My Daughter Found Me!

    I’ll never forget that first phone call. She told me her name was Julie Makimaa and she’d been searching for me since she was 17. She told me her parents had given her copies of her adoption papers. Julie then said that once she knew my maiden name she’d made hundreds of phone calls from her home in Michigan to track me down. A friend of Julie’s noticed that pencilled very faintly on one of the papers was the name “Prospect” followed by four numbers. Julie had assumed it was a street address  in Los Angeles but her efforts to connect me with it had been fruitless.

    Then her friend had a great idea. “Julie,” she said, “it’s not an address. It’s a phone number. Let’s try it to see if it’s still connected.”

    It was. It belonged to the old couple who’d given me shelter during the last months of my pregnancy and with whom I’d kept in touch over the years. They put Julie and I in touch right away.

Meeting My Daughter

    Julie said she was now 20 and was married with a child of her own. My heart was racing as we agreed to meet, and I remember thinking, “what will I say if she asks me about her father? How can I tell her he’s a rapist?”

    It was my husband who convinced me that Julie had to be told of the circumstances surrounding her birth. He phoned Julie’s husband, Bob, and told him the truth. Bob was the one who broke the news to Julie.

    We met for the first time just a month after our first phone conversation.

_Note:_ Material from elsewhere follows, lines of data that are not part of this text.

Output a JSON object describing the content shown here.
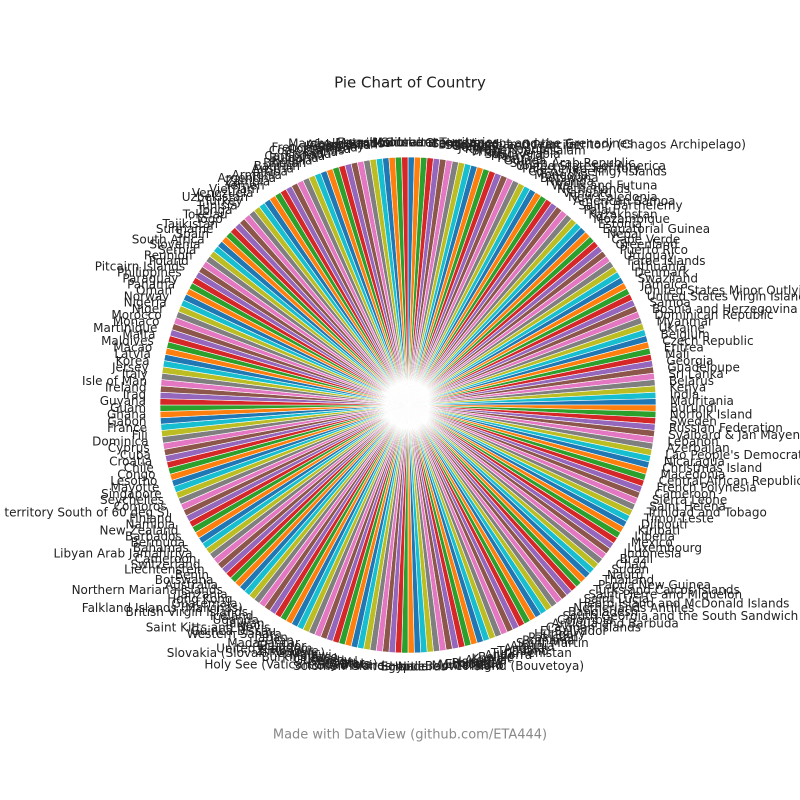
{
  "chart_data": {
    "type": "pie",
    "title": "Pie Chart of Country",
    "footer": "Made with DataView (github.com/ETA444)",
    "colors": [
      "#1f77b4",
      "#ff7f0e",
      "#2ca02c",
      "#d62728",
      "#9467bd",
      "#8c564b",
      "#e377c2",
      "#7f7f7f",
      "#bcbd22",
      "#17becf"
    ],
    "categories": [
      "Gibraltar",
      "French Southern Territories",
      "Grenada",
      "Saint Vincent and the Grenadines",
      "British Indian Ocean Territory (Chagos Archipelago)",
      "Sao Tome and Principe",
      "Greece",
      "Jordan",
      "Kyrgyz Republic",
      "Brunei Darussalam",
      "Haiti",
      "Saudi Arabia",
      "Malaysia",
      "Peru",
      "Guinea",
      "Syrian Arab Republic",
      "United States of America",
      "Palestinian Territory",
      "Cocos (Keeling) Islands",
      "Mongolia",
      "Botswana",
      "Rwanda",
      "Wallis and Futuna",
      "Netherlands",
      "Vanuatu",
      "New Caledonia",
      "American Samoa",
      "Saint Barthelemy",
      "Palau",
      "Kazakhstan",
      "Mozambique",
      "Estonia",
      "Equatorial Guinea",
      "Nepal",
      "Cape Verde",
      "Greenland",
      "Puerto Rico",
      "Uruguay",
      "Faroe Islands",
      "Lithuania",
      "Denmark",
      "Swaziland",
      "Jamaica",
      "United States Minor Outlying Islands",
      "United States Virgin Islands",
      "Samoa",
      "Bosnia and Herzegovina",
      "Dominican Republic",
      "Myanmar",
      "Ukraine",
      "Belgium",
      "Czech Republic",
      "Eritrea",
      "Mali",
      "Georgia",
      "Guadeloupe",
      "Sri Lanka",
      "Belarus",
      "Kenya",
      "India",
      "Mauritania",
      "Burundi",
      "Norfolk Island",
      "Sweden",
      "Russian Federation",
      "Svalbard & Jan Mayen Islands",
      "Lebanon",
      "Azerbaijan",
      "Lao People's Democratic Republic",
      "Nicaragua",
      "Christmas Island",
      "Macedonia",
      "Central African Republic",
      "French Polynesia",
      "Cameroon",
      "Sierra Leone",
      "Saint Helena",
      "Trinidad and Tobago",
      "Timor-Leste",
      "Djibouti",
      "Kiribati",
      "Liberia",
      "Mexico",
      "Luxembourg",
      "Indonesia",
      "Brazil",
      "Chad",
      "Sudan",
      "Nauru",
      "Thailand",
      "Papua New Guinea",
      "Turks and Caicos Islands",
      "Saint Pierre and Miquelon",
      "Saint Lucia",
      "Heard Island and McDonald Islands",
      "Netherlands Antilles",
      "Bangladesh",
      "South Georgia and the South Sandwich Islands",
      "Colombia",
      "Antigua and Barbuda",
      "Cayman Islands",
      "El Salvador",
      "Hungary",
      "Pakistan",
      "Romania",
      "Saint Martin",
      "Albania",
      "Angola",
      "Thailand ",
      "Turkmenistan",
      "Andorra",
      "Belize",
      "Kuwait",
      "Algeria",
      "Israel",
      "Portugal",
      "Ethiopia",
      "Micronesia",
      "Montenegro",
      "Bouvet Island (Bouvetoya)",
      "Honduras",
      "Niue",
      "Somalia",
      "Egypt",
      "Solomon Islands",
      "Cote d'Ivoire",
      "Holy See (Vatican City State)",
      "Gambia",
      "Qatar",
      "Senegal",
      "Guernsey",
      "Tuvalu",
      "Burkina Faso",
      "Malawi",
      "Slovakia (Slovak Republic)",
      "Zimbabwe",
      "United Kingdom",
      "Ecuador",
      "Madagascar",
      "Iran",
      "Japan",
      "Western Sahara",
      "Guinea-Bissau",
      "Saint Kitts and Nevis",
      "Taiwan",
      "Uganda",
      "Iceland",
      "British Virgin Islands",
      "Falkland Islands (Malvinas)",
      "Guatemala",
      "Hong Kong",
      "Tanzania",
      "Northern Mariana Islands",
      "Australia",
      "Botswana ",
      "Benin",
      "Liechtenstein",
      "Switzerland",
      "Cameroon ",
      "Libyan Arab Jamahiriya",
      "Bahamas",
      "Bermuda",
      "Barbados",
      "New Zealand",
      "Namibia",
      "Finland",
      "Antarctica (the territory South of 60 deg S)",
      "Comoros",
      "Seychelles",
      "Singapore",
      "Mayotte",
      "Lesotho",
      "Congo",
      "Chile",
      "Croatia",
      "Cuba",
      "Cyprus",
      "Dominica",
      "Fiji",
      "France",
      "Gabon",
      "Ghana",
      "Guam",
      "Guyana",
      "Iraq",
      "Ireland",
      "Isle of Man",
      "Italy",
      "Jersey",
      "Korea",
      "Latvia",
      "Macao",
      "Maldives",
      "Malta",
      "Martinique",
      "Monaco",
      "Morocco",
      "Niger",
      "Nigeria",
      "Norway",
      "Oman",
      "Panama",
      "Paraguay",
      "Philippines",
      "Pitcairn Islands",
      "Poland",
      "Reunion",
      "Serbia",
      "Slovenia",
      "South Africa",
      "Spain",
      "Suriname",
      "Tajikistan",
      "Togo",
      "Tokelau",
      "Tonga",
      "Tunisia",
      "Turkey",
      "Uzbekistan",
      "Venezuela",
      "Vietnam",
      "Yemen",
      "Zambia",
      "Argentina",
      "Armenia",
      "Aruba",
      "Austria",
      "Bahrain",
      "Bhutan",
      "Bolivia",
      "Bulgaria",
      "Cambodia",
      "Canada",
      "China",
      "Cook Islands",
      "Costa Rica",
      "French Guiana",
      "Germany",
      "Anguilla",
      "Afghanistan",
      "Marshall Islands",
      "Mauritius",
      "Moldova",
      "Montserrat"
    ]
  }
}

There are no words to describe my exact feelings as  Julie walked into my hotel room.

    Here was the child whose memory I’d hidden in my heart for so many years, the child who has given me my first grandchildren – Casey, now 3, and Herb, 1. She embraced me. We cried. Bob said with all the love in the world in his voice: “Thank you for
not aborting Julie. What would my life be like without her?”

    It was Bob who persuaded me to write my book, The Missing Piece, about Julie’s birth, my years without her and the joy of our reunion. Finding my daughter has enriched my life beyond measure. The couple, who adopted her, Eileen and Harold Anderson, are beautiful people.

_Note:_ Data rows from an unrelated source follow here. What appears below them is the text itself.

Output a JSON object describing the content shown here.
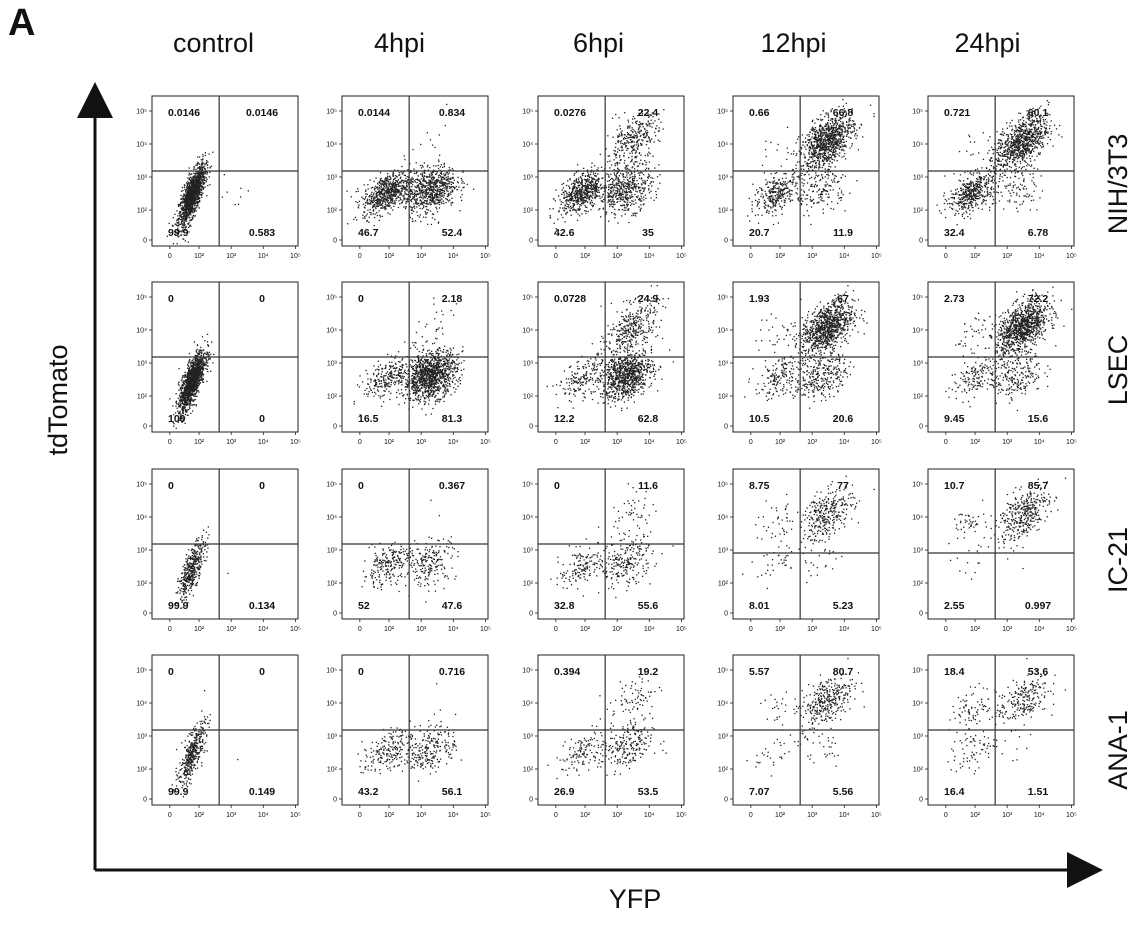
{
  "panel_letter": "A",
  "chart_data": {
    "type": "scatter",
    "subtype": "flow-cytometry-quadrant-grid",
    "xlabel": "YFP",
    "ylabel": "tdTomato",
    "columns": [
      "control",
      "4hpi",
      "6hpi",
      "12hpi",
      "24hpi"
    ],
    "rows": [
      "NIH/3T3",
      "LSEC",
      "IC-21",
      "ANA-1"
    ],
    "x_ticks": [
      "0",
      "10²",
      "10³",
      "10⁴",
      "10⁵"
    ],
    "y_ticks": [
      "0",
      "10²",
      "10³",
      "10⁴",
      "10⁵"
    ],
    "quadrant_order": [
      "upper-left",
      "upper-right",
      "lower-left",
      "lower-right"
    ],
    "panels": [
      [
        {
          "ul": "0.0146",
          "ur": "0.0146",
          "ll": "99.9",
          "lr": "0.583"
        },
        {
          "ul": "0.0144",
          "ur": "0.834",
          "ll": "46.7",
          "lr": "52.4"
        },
        {
          "ul": "0.0276",
          "ur": "22.4",
          "ll": "42.6",
          "lr": "35"
        },
        {
          "ul": "0.66",
          "ur": "66.8",
          "ll": "20.7",
          "lr": "11.9"
        },
        {
          "ul": "0.721",
          "ur": "60.1",
          "ll": "32.4",
          "lr": "6.78"
        }
      ],
      [
        {
          "ul": "0",
          "ur": "0",
          "ll": "100",
          "lr": "0"
        },
        {
          "ul": "0",
          "ur": "2.18",
          "ll": "16.5",
          "lr": "81.3"
        },
        {
          "ul": "0.0728",
          "ur": "24.9",
          "ll": "12.2",
          "lr": "62.8"
        },
        {
          "ul": "1.93",
          "ur": "67",
          "ll": "10.5",
          "lr": "20.6"
        },
        {
          "ul": "2.73",
          "ur": "72.2",
          "ll": "9.45",
          "lr": "15.6"
        }
      ],
      [
        {
          "ul": "0",
          "ur": "0",
          "ll": "99.9",
          "lr": "0.134"
        },
        {
          "ul": "0",
          "ur": "0.367",
          "ll": "52",
          "lr": "47.6"
        },
        {
          "ul": "0",
          "ur": "11.6",
          "ll": "32.8",
          "lr": "55.6"
        },
        {
          "ul": "8.75",
          "ur": "77",
          "ll": "8.01",
          "lr": "5.23"
        },
        {
          "ul": "10.7",
          "ur": "85.7",
          "ll": "2.55",
          "lr": "0.997"
        }
      ],
      [
        {
          "ul": "0",
          "ur": "0",
          "ll": "99.9",
          "lr": "0.149"
        },
        {
          "ul": "0",
          "ur": "0.716",
          "ll": "43.2",
          "lr": "56.1"
        },
        {
          "ul": "0.394",
          "ur": "19.2",
          "ll": "26.9",
          "lr": "53.5"
        },
        {
          "ul": "5.57",
          "ur": "80.7",
          "ll": "7.07",
          "lr": "5.56"
        },
        {
          "ul": "18.4",
          "ur": "53.6",
          "ll": "16.4",
          "lr": "1.51"
        }
      ]
    ]
  }
}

    Julie, Eileen and I have been speaking to various groups about what has happened to us. I guess our message is that just as bad things can happen to good people, so can something beautiful come from a wicked act. Julie is living proof of it.

Adapted from The Missing Piece by Lee Ezell, Servant Publishing

Is Abortion the Answer to Rape?

Perhaps the best study of rape and abortion was done by Dr. Sandra Mahkorn, published in Psychological Aspects of  Abortion. Dr. Mahkorn was an experienced rape counselor who, in 1979, identified 37 pregnant rape victims who were treated by a social welfare agency.

Of these 37 women, only five chose to have an abortion. Of the 28 who gave birth, 17 chose adoption and three kept the child themselves.

Many reasons were given for not aborting. Several women felt that abortion was another act of violence, that it was immoral or murder. One woman said she would only suffer more mental anguish from taking the life of a baby.

Some women saw an intrinsic meaning or purpose to the child: somehow this child was foisted into their lives but, on the other hand, they sensed some sort of hidden purpose behind it. And although they weren’t responsible for having brought the child into being, it had happened, and the consequences could be lived with.

At a subconscious level, these rape victims felt that if they could get through the pregnancy they would conquer the rape: choosing life would show they were better than the rapist who brutalized them.

Giving birth, then, is the way rape victims seek to reclaim their self-esteem. It is a totally selfless act, a generous act, especially in light of the pressure to abort. It’s a way for them to display their courage and strength to survive even a rape.